Introduction by Prof. Peter Garside:
Welcome everybody to this year’s Scott Club Colloquium, an event which is customarily timed to be as close as possible to Scott’s birthdate on 15 August (we’re within three days on this occasion). In the last two decades we’ve also been blessed by the opportunity to celebrate a number of key literary bicentenaries, such as the Lady of the Lake in 2010 and Waverley in 2014. An effort has also been made in some instances to fit the location of the colloquium to the work in question, the Trossachs in the case of the Lady or in that of Waverley Abbotsford, where Scott is famously supposed to have retrieved his unfinished first novel from a desk drawer in a lumber room before resuming it during the Christmas vacation of 18134/14. Last year we first intended to hold the colloquium on Rob Roy in Ross Priory at the foot of Loch Lomond before the cost of the booking and travel made this inadvisable, turning instead to the the New Club at lunchtime, a venue and timing which from the turnout appears to suit a number of our members. This year round one might claim (if the expression has any remaining validity) to have a Cake-and-Eat-It situation, in that the location admirably fits the present work under consideration: that is, The Heart of Mid-Lothian, first published in the summer of 1818, and arguably Scott’s one and only fully Edinburgh novel in terms of setting and leading concerns. Of course it hasn’t been possible to hold this colloquium exactly in the location that gives the novel its title—no, not the football Club, but the old Edinburgh Tolbooth, demolished in 1817—but we are within a mile or so of some of the places where main events in the story occurred, the site of then gallows in the Grassmarket, the Edinburgh Law Courts in Parliament Square, and the grasslands beneath Salisbury Crags.
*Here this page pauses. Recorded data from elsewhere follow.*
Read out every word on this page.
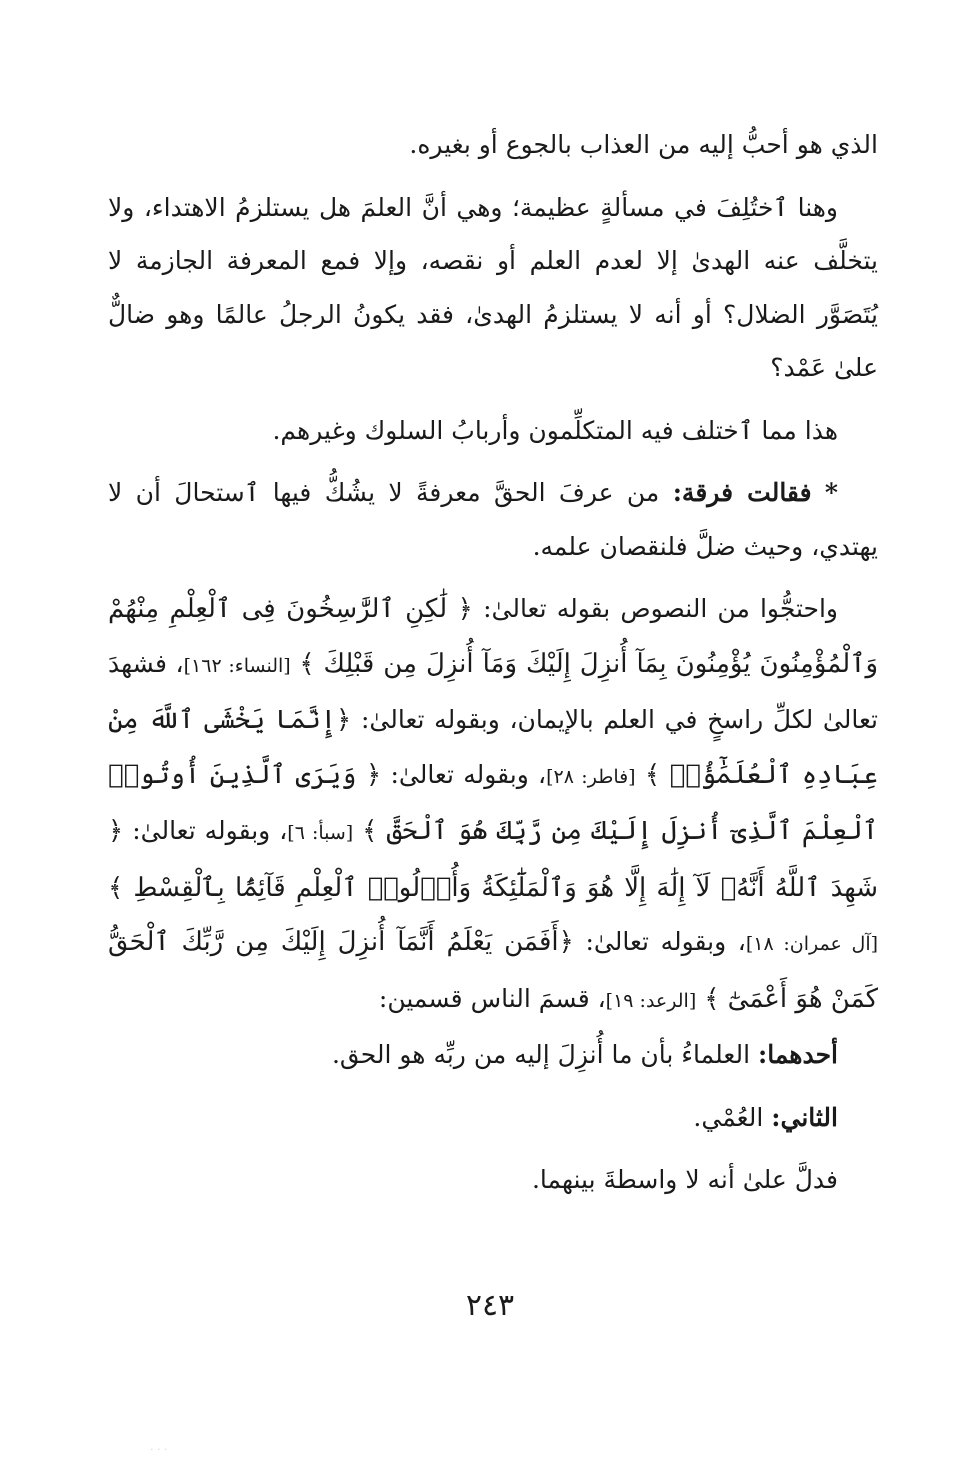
الذي هو أحبُّ إليه من العذاب بالجوع أو بغيره.

وهنا ٱختُلِفَ في مسألةٍ عظيمة؛ وهي أنَّ العلمَ هل يستلزمُ الاهتداء، ولا يتخلَّف عنه الهدىٰ إلا لعدم العلم أو نقصه، وإلا فمع المعرفة الجازمة لا يُتَصَوَّر الضلال؟ أو أنه لا يستلزمُ الهدىٰ، فقد يكونُ الرجلُ عالمًا وهو ضالٌّ علىٰ عَمْد؟

هذا مما ٱختلف فيه المتكلِّمون وأربابُ السلوك وغيرهم.

* فقالت فرقة: من عرفَ الحقَّ معرفةً لا يشُكُّ فيها ٱستحالَ أن لا يهتدي، وحيث ضلَّ فلنقصان علمه.

واحتجُّوا من النصوص بقوله تعالىٰ: ﴿ لَٰكِنِ ٱلرَّٰسِخُونَ فِى ٱلْعِلْمِ مِنْهُمْ وَٱلْمُؤْمِنُونَ يُؤْمِنُونَ بِمَآ أُنزِلَ إِلَيْكَ وَمَآ أُنزِلَ مِن قَبْلِكَ ﴾ [النساء: ١٦٢]، فشهدَ تعالىٰ لكلِّ راسخٍ في العلم بالإيمان، وبقوله تعالىٰ: ﴿إِنَّمَا يَخْشَى ٱللَّهَ مِنْ عِبَادِهِ ٱلْعُلَمَٰٓؤُا۟ ﴾ [فاطر: ٢٨]، وبقوله تعالىٰ: ﴿ وَيَرَى ٱلَّذِينَ أُوتُوا۟ ٱلْعِلْمَ ٱلَّذِىٓ أُنزِلَ إِلَيْكَ مِن رَّبِّكَ هُوَ ٱلْحَقَّ ﴾ [سبأ: ٦]، وبقوله تعالىٰ: ﴿ شَهِدَ ٱللَّهُ أَنَّهُۥ لَآ إِلَٰهَ إِلَّا هُوَ وَٱلْمَلَٰٓئِكَةُ وَأُو۟لُوا۟ ٱلْعِلْمِ قَآئِمًۢا بِٱلْقِسْطِ ﴾ [آل عمران: ١٨]، وبقوله تعالىٰ: ﴿أَفَمَن يَعْلَمُ أَنَّمَآ أُنزِلَ إِلَيْكَ مِن رَّبِّكَ ٱلْحَقُّ كَمَنْ هُوَ أَعْمَىٰٓ ﴾ [الرعد: ١٩]، قسمَ الناس قسمين:

أحدهما: العلماءُ بأن ما أُنزِلَ إليه من ربِّه هو الحق.

الثاني: العُمْي.

فدلَّ علىٰ أنه لا واسطةَ بينهما.

٢٤٣
· · ·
We also have a specially qualified speaker today in Professor David Purdie, already known to many of you I’m sure as a two-term Chairman of this Club, holding the office that is for six years during which he helped raise the profile of meetings and hosted some memorable dinners. David is a medical Professor Emeritus and a former Clinical Sub-Dean of the Leeds University Medical School, his specialism I believe being Osteoporosis, the brittle bone disease. Since retirement he has given fuller vent to another side of his intellectual interests, establishing himself as a leading light on the Edinburgh intellectual scene, and an authority on Burns, Scott, and the Scottish Enlightenment among other things. As well as work in preparing the 4th edition of The Burns Encyclopedia, he is the author of a humorous book on golf, and an Honorary Fellow of the Institute for Advanced Studies at the University of Edinburgh, where he has been working on a revision of David Hume’s key philosophical texts. More apposite still to our present situation, he has published redactions of two novels by Scott aimed at facilitating the modern reader, Ivanhoe in 2012 and the Heart of Mid-Lothian in 2014 (of which I note there have already been four reprintings). The main plan today is that Professor Purdie will talk for about 20-25 minutes, covering both the novel and his own work in adapting it, this being followed by a general discussion amongst those present, the formal meeting then ending with sandwiches at about 1pm. I have with me copies of some of the main manifestations of the Heart during its long publishing history, including parts of the 4-volume first edition and Magnum Opus version, the EEWN volume, and David’s own redaction, in case anyone would like to consult these afterwards. Also a short list of possible topic for discussion, if needed, though this may well be left behind by the time our speaker has finished. Professor Purdie.